New Releases - March 30/2015



Cloudera announced a maintenance release of Apache Accumulo for CDH 5 to fix the POODLE vulnerability.



Version 1.1.2 of Luigi, the workflow management tool, was recently released. The new version includes improved support for Spark.



The SDK for Google's Cloud Dataflow (similar to many DSLs like Scalding and Spark) is open source. The main "runner" implementation uses the Google Cloud Platform, but there's also implementation for Apache Spark. This week, the Apache Flink project announced a runner, which allows any pipeline written for Cloud Dataflow to run on a Flink cluster.



MicroStrategy announced that Apache Drill is certified with the MicroStrategy Analytics Enterprise Platform. The MapR blog has a brief introduction of how to configure the integration.



EMC has announced the Federation Business Data Lake, which combines several pieces of software with hardware. The software includes Pivotal HD (with mention of the Open Data Platform) and hardware includes EMC Isilon.



Cloudera Director 1.1.1 was released this week. Cloudera Director is a tool for provisioning and managing Hadoop clusters in AWS. This release includes several bug fixes and documentation updates.

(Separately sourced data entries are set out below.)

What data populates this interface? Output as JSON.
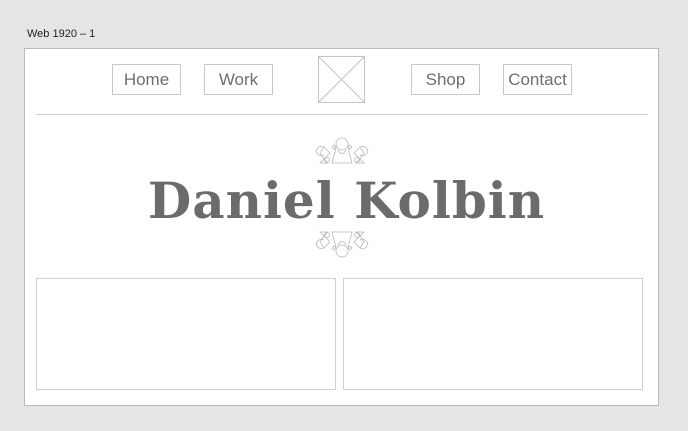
{
  "artboard": {
    "label": "Web 1920 – 1"
  },
  "nav": {
    "home": "Home",
    "work": "Work",
    "shop": "Shop",
    "contact": "Contact"
  },
  "hero": {
    "title": "Daniel Kolbin"
  },
  "icons": {
    "logo": "image-placeholder-icon",
    "ornament_top": "flourish-ornament-icon",
    "ornament_bottom": "flourish-ornament-icon"
  },
  "colors": {
    "background": "#e5e5e5",
    "artboard": "#ffffff",
    "text": "#6b6b6b",
    "border": "#cfcfcf"
  }
}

Cask has announced version 2.8.0 of the Cask Data Application Platform (CDAP). The new version adds namespaces, fork/join for the workflow system, a new metrics layer, and more.



Sematext, makes of the SPM Performance Monitoring system, have announced that SPM now supports monitoring, alerting, anomaly detection for Apache HBase 0.98. The tool monitors a number of metrics including cache, replication, the WAL, and much more (290 metrics in total).



LinkedIn has open-sourced a golang library for Apache Avro. The library, called Goavro, supports decoding and encoding of data according to version 1.7.7 of the Avro specification. More details (including a few limitations) are described on the github site.



Version 0.9.6 of RDMA for Apache Hadoop was released this week.  The package is a derivative of Apache Hadoop that allows a cluster to use remote direct memory access (RDMA) interconnects to improve performance. It supports a Lustre and a hybrid file system where data is stored both in memory and on disk.